I know, I know, this isn't really an Apple issue, and if we all bought software from the App Store we wouldn't have these problems, but it would be nice if Apple offered developers a better framework.

It's also not a MacBook Pro-specific issue, but it's ghastly. For time-crunched professionals, the amount of clicking and messing with security settings and goofing about with activations is going to be painful. It's taken me a couple of days to make sure everything is working again.

Then there's the transition to Apple Silicon apps.

I think Apple is kinda hoping that developers will soon shift over Mac apps to being universal, in that they'll run on both Intel and Apple Silicon.

But right now, that's not the case.

For example, if you use the Google Chrome browser, and migrate from an Intel Mac to an Apple Silicon Mac, you'll end up using the Intel version of Google Chrome, and there's nothing obvious in macOS to tell you that you might be able to upgrade.

And it's true of other apps.

This is another aspect that feels messy. And frustrating.

Suites like Microsoft Office and Adobe Creative Cloud are great on this front, but you can still end up running a whole swathe of apps aimed at Intel Macs on your shiny new M1 Pro or M1 Max MacBook Pro.

That's such a waste of the hardware on offer.

Apple could do a lot better here. A lot better.

It's interesting here that most of my grievances are to do with the software rather than the hardware, but since Apple has tight control over the ecosystem, I think that this is fair game.
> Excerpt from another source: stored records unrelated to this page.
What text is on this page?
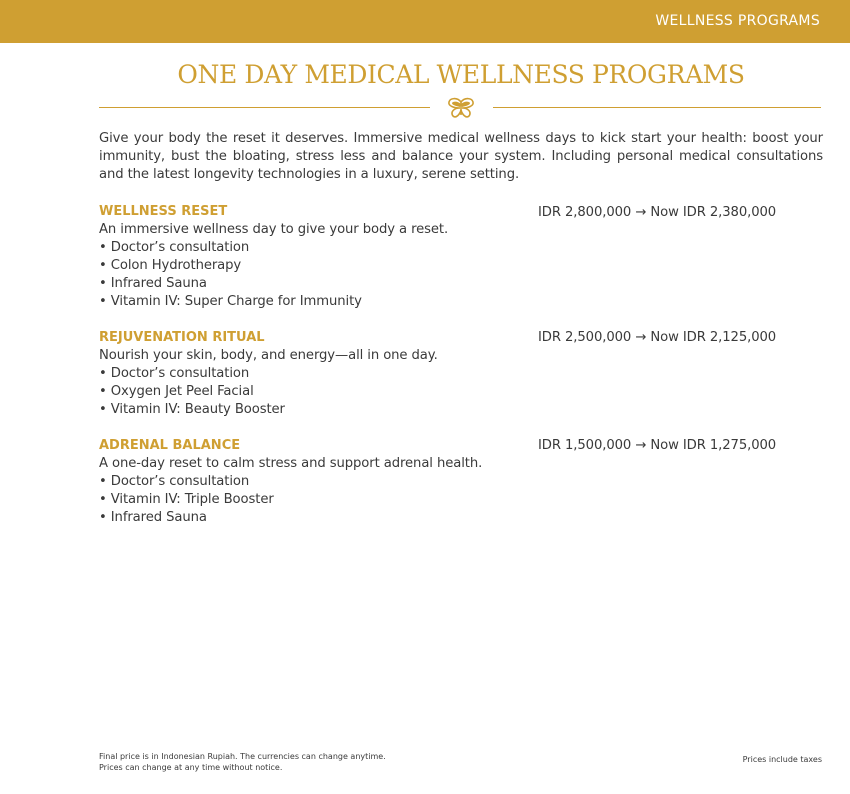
WELLNESS PROGRAMS
ONE DAY MEDICAL WELLNESS PROGRAMS

Give your body the reset it deserves. Immersive medical wellness days to kick start your health: boost your immunity, bust the bloating, stress less and balance your system. Including personal medical consultations and the latest longevity technologies in a luxury, serene setting.

WELLNESS RESET

An immersive wellness day to give your body a reset.

• Doctor’s consultation
• Colon Hydrotherapy
• Infrared Sauna
• Vitamin IV: Super Charge for Immunity
IDR 2,800,000 → Now IDR 2,380,000

REJUVENATION RITUAL

Nourish your skin, body, and energy—all in one day.

• Doctor’s consultation
• Oxygen Jet Peel Facial
• Vitamin IV: Beauty Booster
IDR 2,500,000 → Now IDR 2,125,000

ADRENAL BALANCE

A one-day reset to calm stress and support adrenal health.

• Doctor’s consultation
• Vitamin IV: Triple Booster
• Infrared Sauna
IDR 1,500,000 → Now IDR 1,275,000
Final price is in Indonesian Rupiah. The currencies can change anytime.
Prices can change at any time without notice.
Prices include taxes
You buy a Mac, and it comes with macOS.

There's the hardware and the software, and both need to work smoothly for the experience to be a pleasant one.

And my migration experience was far from that.

So, the hardware is a win, with a few tiny exceptions (ports), but for pros making the switch, the whole migration process is really ugly and messy, and Apple should put more effort into making the shift to new machines less painful.